Concerning romantic relationships, I would say there are only four types of relationship problems, which I presented as taxonomic categories in my book The Divine Truths of Love. These categories can shift and overlap - they are:
1) Minor everyday issues: tiny disputes about
domestic preferences, trivial behavioural irritations, things each beloved
needs to work on, etc
2) External life issues: stressors unrelated
to the relationship itself (health, work, grief, living in extreme poverty,
living in a war zone, etc) that indirectly erode relational satisfaction.
3) Fundamental incompatibilities: mismatches
in religious belief, values, physical attraction, wanting children, life goals,
psychological or developmental wounds, etc, that may require dissolution if
they can’t be managed or compromised.
4) Bad beloveds: one or more partner is just
not a good/mature/faithful/honest enough person to sustain a good relationship.
From an economic and rational-choice perspective,
relationships can be modelled as systems of interdependent utility functions.
Category 1 problems (minor everyday issues) represent low-cost inefficiencies
that persist due to limited self-awareness or lack of proper attention and
responsibility.

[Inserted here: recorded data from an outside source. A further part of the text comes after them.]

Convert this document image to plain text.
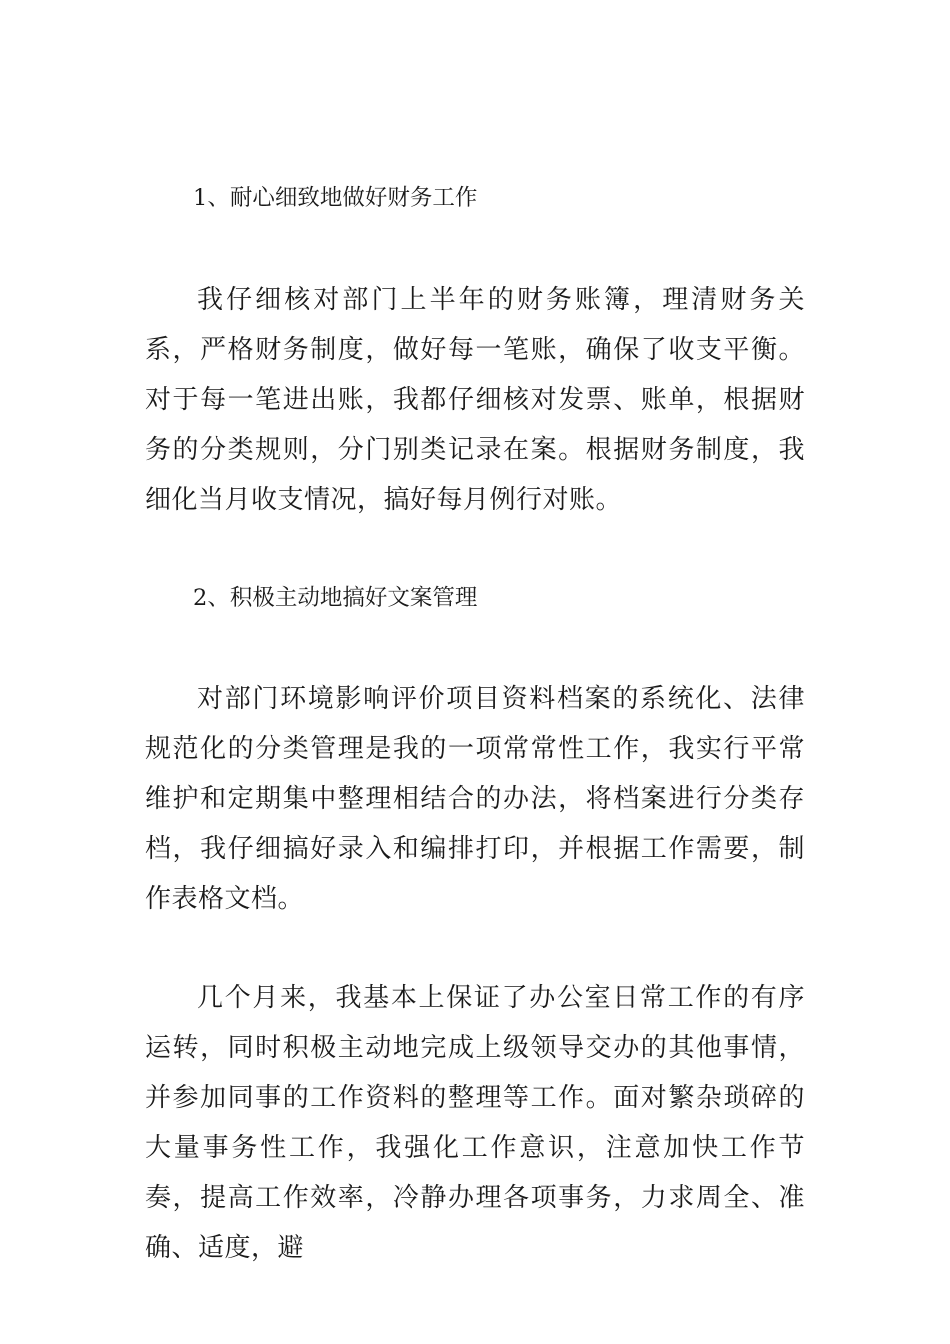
1、耐心细致地做好财务工作

我仔细核对部门上半年的财务账簿，理清财务关系，严格财务制度，做好每一笔账，确保了收支平衡。对于每一笔进出账，我都仔细核对发票、账单，根据财务的分类规则，分门别类记录在案。根据财务制度，我细化当月收支情况，搞好每月例行对账。

2、积极主动地搞好文案管理

对部门环境影响评价项目资料档案的系统化、法律规范化的分类管理是我的一项常常性工作，我实行平常维护和定期集中整理相结合的办法，将档案进行分类存档，我仔细搞好录入和编排打印，并根据工作需要，制作表格文档。

几个月来，我基本上保证了办公室日常工作的有序运转，同时积极主动地完成上级领导交办的其他事情，并参加同事的工作资料的整理等工作。面对繁杂琐碎的大量事务性工作，我强化工作意识，注意加快工作节奏，提高工作效率，冷静办理各项事务，力求周全、准确、适度，避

On their own, these should never be the cause of breaking up.
If all your problems are category 1 problems, then with more truthseeking and
effort, your relationship is likely to be sustainable and healthy.
Category 2 problems (external life
issues) act as negative shocks to the relationship’s system - they depress
relational utility without necessarily reflecting intrinsic partner quality or compatibility.
Jack and Jill may be compatible as a couple, but a big stress, crisis or trauma
unrelated to the relationship itself can cause dissolution. However, many
relationships not only survive these but go on to be stronger because of how
the beloveds got through the situation together. Couples ill-equipped to deal
with category 2 problems will likely find that cumulative transaction costs and
emotional debt make optimisation nearly impossible.
Category 3 problems (fundamental incompatibilities) are usually a deal-breaker - and often should be - because they are akin to essential structural mismatches in alignment, where they cannot be mitigated or reconciled. And lastly, category 4 problems (bad beloveds) are usually insurmountable without radical change, because they not only naturally generate lots of category 1 and 3 problems, but bad beloveds constitute agents whose behaviour systematically destroys utility for their partner, necessitating that ‘fail fast’ exit rather than further investment is the dominant and prudent strategy.
I believe that a proper understanding of these categories provides a framework for evaluating relational investment, risk, and potential returns. I also believe that any unmarried, childless couple can work together to assess their relationship in the short-to-medium term, under the above heuristic, and have a judicious stab at whether to invest more in the relationship or dissolve it and (hopefully) part amicably.